Process (Monitor) of Elimination
Posted by William Diaz on December 2, 2010
The problem presented itself as thus: “Microsoft Visual Basic … Run-time error ‘-2147024894 (800700002)’: Automation Error . The system cannot find the file specified.”
This happened whenever Word started, regardless of the profile being used, so I knew that I was not dealing with a Windows profile problem but a system one. And since the user is dealing with a VB error when Word starts, I can assume that the error was related to one of the many startup templates for the company located in located in C:\Program Files\Microsoft Office\OFFICE11\STARTUP:
To figure out which template was to blame, I started by process of elimination. To do this, simply create a temp folder in the above location and cut and paste one template at a time to the new folder, starting Word each time afterwards until the error disappears. A few restarts later, the error went away after moving CustPrint.dot. Upon isolating the problem template, the next step was to find out why. Some quick troubleshooting steps taken here were to verify the date and size of the template with a working one and/or replace. But neither of these corrected the issue.

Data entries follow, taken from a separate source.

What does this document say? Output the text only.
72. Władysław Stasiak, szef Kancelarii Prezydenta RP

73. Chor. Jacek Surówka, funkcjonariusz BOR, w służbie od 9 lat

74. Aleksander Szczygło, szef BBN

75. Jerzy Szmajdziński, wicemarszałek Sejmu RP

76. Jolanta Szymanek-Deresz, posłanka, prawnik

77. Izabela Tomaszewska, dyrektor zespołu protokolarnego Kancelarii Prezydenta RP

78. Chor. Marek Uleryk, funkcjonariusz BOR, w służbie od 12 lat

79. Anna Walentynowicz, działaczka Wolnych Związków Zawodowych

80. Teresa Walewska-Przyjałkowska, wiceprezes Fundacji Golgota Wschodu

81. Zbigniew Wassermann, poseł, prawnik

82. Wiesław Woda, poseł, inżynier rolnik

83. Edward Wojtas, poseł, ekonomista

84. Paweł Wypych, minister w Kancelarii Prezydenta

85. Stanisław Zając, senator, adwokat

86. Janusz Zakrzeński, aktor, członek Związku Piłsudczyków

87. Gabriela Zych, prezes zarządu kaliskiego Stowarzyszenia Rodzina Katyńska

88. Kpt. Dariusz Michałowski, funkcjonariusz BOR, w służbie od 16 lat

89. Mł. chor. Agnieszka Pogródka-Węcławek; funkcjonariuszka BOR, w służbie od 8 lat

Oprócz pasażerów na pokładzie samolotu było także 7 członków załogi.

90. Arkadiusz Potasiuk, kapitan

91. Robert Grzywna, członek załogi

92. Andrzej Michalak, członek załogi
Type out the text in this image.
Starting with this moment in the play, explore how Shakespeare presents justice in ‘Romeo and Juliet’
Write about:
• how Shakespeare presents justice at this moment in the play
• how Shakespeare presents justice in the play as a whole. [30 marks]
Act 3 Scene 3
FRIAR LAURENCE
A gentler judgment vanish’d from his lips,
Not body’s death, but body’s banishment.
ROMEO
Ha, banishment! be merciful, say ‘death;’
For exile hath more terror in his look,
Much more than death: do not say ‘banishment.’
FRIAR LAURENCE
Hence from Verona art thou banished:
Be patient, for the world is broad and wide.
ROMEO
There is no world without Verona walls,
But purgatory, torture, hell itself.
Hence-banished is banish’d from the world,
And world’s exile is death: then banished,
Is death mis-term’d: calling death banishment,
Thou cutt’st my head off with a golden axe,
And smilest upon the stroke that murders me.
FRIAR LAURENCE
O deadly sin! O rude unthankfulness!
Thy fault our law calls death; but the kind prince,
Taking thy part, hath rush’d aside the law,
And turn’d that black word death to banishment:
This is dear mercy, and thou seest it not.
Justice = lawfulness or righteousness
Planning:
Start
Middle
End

To further isolate, I would need to get a trace log of the Word operations involved in running this template. For this, I turned to Process Monitor. The problem template has a custom button associated with it in the Word toolbar and clicking it is also enough to reproduce the error above. To keep the trace small, I opened Word before I started capturing, opened Process Monitor, set a filter for Winword.exe, clicked the Custom Print button to reproduce the error, and stopped the trace.
The trace was still fairly beefy with 3000+ operations recorded, so I would need to filter out some operations. I looked at Results and there were only two types in the trace, SUCCESS and NAME NOT FOUND. I am only interested in the ones that result in an operation other than SUCCESS. Now, it should be noted that it is perfectly normal to see NAME NOT FOUND hundreds or thousands of times in any operation, and it can be quite difficult (or impossible) to determine which operation is actually the one that needs to be focused on without knowing what you are looking for. In the case here, that would not be that difficult; after filtering for registry operations only and result of NAME NOT FOUND there were only 176 hits. I started my scan from bottom to top and found this operation interesting because it contained key words like Office, Word, and Addins:
To see if this missing key was normal, I checked this against my registry and saw the key existed on my workstation. I verified against another workstation and also saw the key was present.
I exported my key and copied to the affected workstation. After importing, I opened Word and error did not come back. To verify, I deleted this key on my workstation and was able to recreate the error.